Since President Obama's inaugural speech when he took on climate change, progressive groups and many Democrats have been coming up with ways he can address it.
Republicans have made it clear they have no interest in climate legislation or a carbon tax.
So, what does Obama have in mind?
He would like to see Congress pass a Clean Energy Standard that would allow utilities to decide the types of resources that would meet a target.
He plans to do "targeted and smart" investments in research and demonstration projects that can catalyze clean energy and create manufacturing jobs, and push greater efficiencies in buildings. And a key point of action is to use the upcoming corporate tax reform process to try to "level the playing field" for renewable energy, advisor Brian Deese, who is deputy director of the National Economic Council said at a conference.
"The way that corporate tax reform gets done could have a dramatic effect, long-term, about the incentives for investment in the United States for different types of technologies, renewable technologies," he says.
And there may be executive actions that don't require approval from Congress. Then there's the EPA, which can implement regulations that require power plants to cut emissions.

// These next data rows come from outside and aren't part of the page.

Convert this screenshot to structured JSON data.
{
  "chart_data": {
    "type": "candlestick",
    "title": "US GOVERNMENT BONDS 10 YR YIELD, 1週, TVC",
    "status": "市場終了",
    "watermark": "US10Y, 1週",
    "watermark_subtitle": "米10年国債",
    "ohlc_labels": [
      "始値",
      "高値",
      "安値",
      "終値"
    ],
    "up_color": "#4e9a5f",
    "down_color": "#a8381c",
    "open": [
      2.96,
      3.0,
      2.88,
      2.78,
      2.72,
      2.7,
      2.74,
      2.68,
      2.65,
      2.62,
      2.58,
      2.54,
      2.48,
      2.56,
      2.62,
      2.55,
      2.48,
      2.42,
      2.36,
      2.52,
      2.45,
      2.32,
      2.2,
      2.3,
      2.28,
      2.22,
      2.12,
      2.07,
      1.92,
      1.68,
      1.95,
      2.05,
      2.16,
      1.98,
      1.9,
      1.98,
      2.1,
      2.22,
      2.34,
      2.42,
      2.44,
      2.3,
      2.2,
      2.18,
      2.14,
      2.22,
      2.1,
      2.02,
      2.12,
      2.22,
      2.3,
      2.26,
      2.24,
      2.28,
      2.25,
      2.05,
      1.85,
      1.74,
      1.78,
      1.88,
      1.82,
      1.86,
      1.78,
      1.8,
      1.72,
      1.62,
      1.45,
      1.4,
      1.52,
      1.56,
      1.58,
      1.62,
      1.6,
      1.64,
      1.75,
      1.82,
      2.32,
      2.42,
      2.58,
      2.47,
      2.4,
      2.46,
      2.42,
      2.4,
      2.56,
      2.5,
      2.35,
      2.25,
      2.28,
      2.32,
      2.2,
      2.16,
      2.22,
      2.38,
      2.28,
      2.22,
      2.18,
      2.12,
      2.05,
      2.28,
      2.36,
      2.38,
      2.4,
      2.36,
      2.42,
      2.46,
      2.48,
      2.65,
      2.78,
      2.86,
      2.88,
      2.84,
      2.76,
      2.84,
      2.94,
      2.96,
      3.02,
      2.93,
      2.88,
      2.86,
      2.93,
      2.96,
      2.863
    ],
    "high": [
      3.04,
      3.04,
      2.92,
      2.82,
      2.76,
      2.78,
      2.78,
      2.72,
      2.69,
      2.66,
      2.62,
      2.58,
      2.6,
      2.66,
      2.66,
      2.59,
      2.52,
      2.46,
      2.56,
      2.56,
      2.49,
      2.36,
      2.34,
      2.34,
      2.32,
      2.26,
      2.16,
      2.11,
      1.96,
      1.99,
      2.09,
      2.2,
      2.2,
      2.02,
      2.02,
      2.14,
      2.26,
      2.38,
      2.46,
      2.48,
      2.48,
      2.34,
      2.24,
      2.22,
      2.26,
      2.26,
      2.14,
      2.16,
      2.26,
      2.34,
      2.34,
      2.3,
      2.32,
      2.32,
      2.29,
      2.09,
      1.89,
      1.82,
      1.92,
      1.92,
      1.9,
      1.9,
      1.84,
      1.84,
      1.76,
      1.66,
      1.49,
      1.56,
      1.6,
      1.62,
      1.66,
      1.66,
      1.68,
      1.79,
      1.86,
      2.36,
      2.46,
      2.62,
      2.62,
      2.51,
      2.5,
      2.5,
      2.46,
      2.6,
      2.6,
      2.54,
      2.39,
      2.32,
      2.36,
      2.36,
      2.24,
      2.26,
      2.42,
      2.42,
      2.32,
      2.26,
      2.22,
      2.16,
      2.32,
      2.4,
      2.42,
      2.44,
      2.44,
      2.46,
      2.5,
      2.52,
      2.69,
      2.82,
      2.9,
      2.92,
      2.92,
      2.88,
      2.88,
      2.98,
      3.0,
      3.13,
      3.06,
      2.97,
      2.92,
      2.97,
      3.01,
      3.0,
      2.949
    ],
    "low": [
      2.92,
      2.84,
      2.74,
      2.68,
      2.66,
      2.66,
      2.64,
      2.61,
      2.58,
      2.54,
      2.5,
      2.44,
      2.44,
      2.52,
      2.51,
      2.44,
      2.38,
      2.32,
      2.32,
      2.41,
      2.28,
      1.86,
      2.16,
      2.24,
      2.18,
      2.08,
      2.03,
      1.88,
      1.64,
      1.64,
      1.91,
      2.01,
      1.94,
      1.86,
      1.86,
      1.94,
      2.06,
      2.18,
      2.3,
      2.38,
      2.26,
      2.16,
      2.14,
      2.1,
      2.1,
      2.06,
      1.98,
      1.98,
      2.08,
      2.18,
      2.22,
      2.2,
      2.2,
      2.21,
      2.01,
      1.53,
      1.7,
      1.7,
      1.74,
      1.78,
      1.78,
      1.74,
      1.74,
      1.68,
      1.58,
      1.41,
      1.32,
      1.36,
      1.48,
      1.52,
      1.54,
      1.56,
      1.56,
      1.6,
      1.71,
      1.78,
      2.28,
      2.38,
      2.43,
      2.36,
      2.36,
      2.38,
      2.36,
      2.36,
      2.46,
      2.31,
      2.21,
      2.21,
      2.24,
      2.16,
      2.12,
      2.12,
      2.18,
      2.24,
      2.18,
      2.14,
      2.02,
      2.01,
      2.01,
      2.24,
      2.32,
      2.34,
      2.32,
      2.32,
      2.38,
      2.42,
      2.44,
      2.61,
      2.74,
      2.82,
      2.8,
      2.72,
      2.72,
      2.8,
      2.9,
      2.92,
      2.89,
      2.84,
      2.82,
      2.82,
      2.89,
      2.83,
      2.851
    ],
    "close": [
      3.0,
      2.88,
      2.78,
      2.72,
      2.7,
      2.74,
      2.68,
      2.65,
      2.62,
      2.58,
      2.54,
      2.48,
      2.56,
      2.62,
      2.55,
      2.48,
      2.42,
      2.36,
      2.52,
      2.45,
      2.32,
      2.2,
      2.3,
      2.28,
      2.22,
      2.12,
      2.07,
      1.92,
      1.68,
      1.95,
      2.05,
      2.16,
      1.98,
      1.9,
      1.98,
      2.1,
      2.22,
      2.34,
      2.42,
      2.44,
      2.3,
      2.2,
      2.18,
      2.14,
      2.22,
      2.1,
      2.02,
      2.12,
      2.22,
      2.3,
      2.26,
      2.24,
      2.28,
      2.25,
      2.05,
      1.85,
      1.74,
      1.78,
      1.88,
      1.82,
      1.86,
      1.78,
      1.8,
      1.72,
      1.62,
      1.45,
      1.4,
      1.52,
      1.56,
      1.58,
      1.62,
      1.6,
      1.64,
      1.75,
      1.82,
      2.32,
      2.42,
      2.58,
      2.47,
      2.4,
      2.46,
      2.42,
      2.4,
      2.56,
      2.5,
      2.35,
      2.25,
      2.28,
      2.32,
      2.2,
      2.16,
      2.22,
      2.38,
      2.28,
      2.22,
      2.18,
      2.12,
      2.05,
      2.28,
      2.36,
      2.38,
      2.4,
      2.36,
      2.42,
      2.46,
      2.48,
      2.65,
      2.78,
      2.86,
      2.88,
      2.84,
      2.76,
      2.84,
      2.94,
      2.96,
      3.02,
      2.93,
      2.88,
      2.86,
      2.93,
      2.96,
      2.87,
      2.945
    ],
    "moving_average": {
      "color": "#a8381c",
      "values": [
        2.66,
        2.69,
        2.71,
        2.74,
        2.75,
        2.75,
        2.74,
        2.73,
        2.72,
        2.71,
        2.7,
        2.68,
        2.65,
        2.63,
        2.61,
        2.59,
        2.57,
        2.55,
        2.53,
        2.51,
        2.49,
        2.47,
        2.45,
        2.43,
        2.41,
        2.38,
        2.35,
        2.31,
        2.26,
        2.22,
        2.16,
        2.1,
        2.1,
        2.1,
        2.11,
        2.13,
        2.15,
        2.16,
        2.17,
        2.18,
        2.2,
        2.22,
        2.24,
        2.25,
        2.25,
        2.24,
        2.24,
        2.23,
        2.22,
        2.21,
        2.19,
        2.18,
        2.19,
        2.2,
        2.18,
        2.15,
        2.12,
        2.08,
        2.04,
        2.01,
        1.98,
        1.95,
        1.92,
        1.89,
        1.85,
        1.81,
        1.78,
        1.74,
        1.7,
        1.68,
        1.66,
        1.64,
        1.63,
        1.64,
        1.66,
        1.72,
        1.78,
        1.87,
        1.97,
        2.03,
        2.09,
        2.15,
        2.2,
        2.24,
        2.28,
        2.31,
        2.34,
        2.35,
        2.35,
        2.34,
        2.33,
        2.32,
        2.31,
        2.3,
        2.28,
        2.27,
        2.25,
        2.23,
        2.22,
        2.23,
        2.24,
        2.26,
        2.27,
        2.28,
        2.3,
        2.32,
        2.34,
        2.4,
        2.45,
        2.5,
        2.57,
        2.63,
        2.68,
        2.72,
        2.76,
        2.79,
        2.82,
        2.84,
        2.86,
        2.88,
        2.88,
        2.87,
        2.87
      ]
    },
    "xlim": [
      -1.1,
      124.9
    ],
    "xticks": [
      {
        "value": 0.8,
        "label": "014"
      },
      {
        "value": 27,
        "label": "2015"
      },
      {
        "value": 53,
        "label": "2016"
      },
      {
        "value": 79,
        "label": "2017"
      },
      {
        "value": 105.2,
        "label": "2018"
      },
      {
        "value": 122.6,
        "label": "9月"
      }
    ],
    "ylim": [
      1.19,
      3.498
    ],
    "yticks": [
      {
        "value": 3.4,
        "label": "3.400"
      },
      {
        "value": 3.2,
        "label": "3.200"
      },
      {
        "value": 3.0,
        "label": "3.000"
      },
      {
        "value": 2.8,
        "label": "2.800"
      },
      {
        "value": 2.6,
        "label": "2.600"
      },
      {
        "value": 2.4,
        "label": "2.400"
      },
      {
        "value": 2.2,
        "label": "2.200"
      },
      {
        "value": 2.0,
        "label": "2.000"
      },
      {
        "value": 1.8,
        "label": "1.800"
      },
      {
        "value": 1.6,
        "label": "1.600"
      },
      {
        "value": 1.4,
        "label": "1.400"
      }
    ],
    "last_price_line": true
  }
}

Bicameral Task Force Forms
Rep. Henry Waxman (D-CA) and Sen. Sheldon Whitehouse (D-RI) launched a Bicameral Task Force on Climate Change this week to raise awareness, develop effective policies and enact measures that "reduce emissions, spur new technologies and enhance resiliency to climate disruption."
In December, Barbara Boxer (S-CA) formed a climate change caucus in the Senate.
"Every day we wait, every time we allow an opportunity to reduce our carbon pollution pass us by, it becomes less likely that we will be able to prevent the worst impacts of climate change," says Waxman.
Waxman sponsored comprehensive climate legislation which passed the House in 2009, but never came up for a vote in the Senate. He's now focused on getting a carbon tax, which would "help solve the seemingly intractable problem of global warming and at the same time help solve the seemingly intractable problem of the budget deficit."
But he knows that won't happen now. Instead, if confronted by aggressive executive actions, Republicans might decide they would prefer legislation, which they could influence.
They wrote a letter to President Obama, outlining the measures he can control. The first thing is to use his State of the Union address to expand on his vision for tackling climate change.
They ask him to develop a comprehensive plan that he can quickly achieve through executive action that includes:
1. Specific steps federal agences will take to ensure US emissions are at least 17% below 2005 levels by 2020 (the goal Obama set at the UN conference in 2009.
2. Accelerate investments in clean energy technology by marshalling resources of leading scientific institutions
3. A strategy to protect the many vulnerable areas of the US from the worst effects of climate change.
"During your first term you took key - and often overlooked - steps forward. The investments you made in solar and wind energy and energy efficiency under the Recovery Act invigorated US production of clean, renewable energy and helped return Americans to work. The new tailpipe standards you negotiated for automobiles will double fuel economy and produce major reductions in carbon emissions from passenger vehicles. Your Environment Protection Agency has proposed new standards for power plants. Unfortunately, these measures are likely to only get us only half the way toward the 2020 goal. A much more aggressive plan of action is needed," the letter says.
They point to the fact that fossil fuel industries are spending hundreds of millions of dollars to confuse the public - as a result, too few Americans understand the gravity and urgency of the situation, which is why presidential leadership is so necessary.
The administration has broad authority to spur research and development in clean energy, enact tighter efficiency standards through the Department of Energy, set emission limits through the Environmental Protection Agency (EPA), and many agencies could act together to reduce climate change forcers such as black carbon and methane.
The letter ends by saying, "We in Congress need your leadership most of all. Virtually all Republicans opposed comprehensive climate legislation in the 111th Congress, and they voted to strip EPA of regulatory in the last one. Progress in Congress may be so difficult or protracted that you should not hesitate to act."
Mobilize the Public
They also plan to mobilize the public to force through "barricades of denial."
"We know that meaningful carbon legislation won't pass in this Congress under the present status quo-of a Congress surrounded and barricaded by special interests, by polluters, by phony organizations set up by polluters to look like legitimate scientific organizations," says Senator Whitehouse.
"So a new factor has to be brought into that equation, and that is the clear understanding, a clear and present understanding of the American public, that this is something we have to do something about," he says.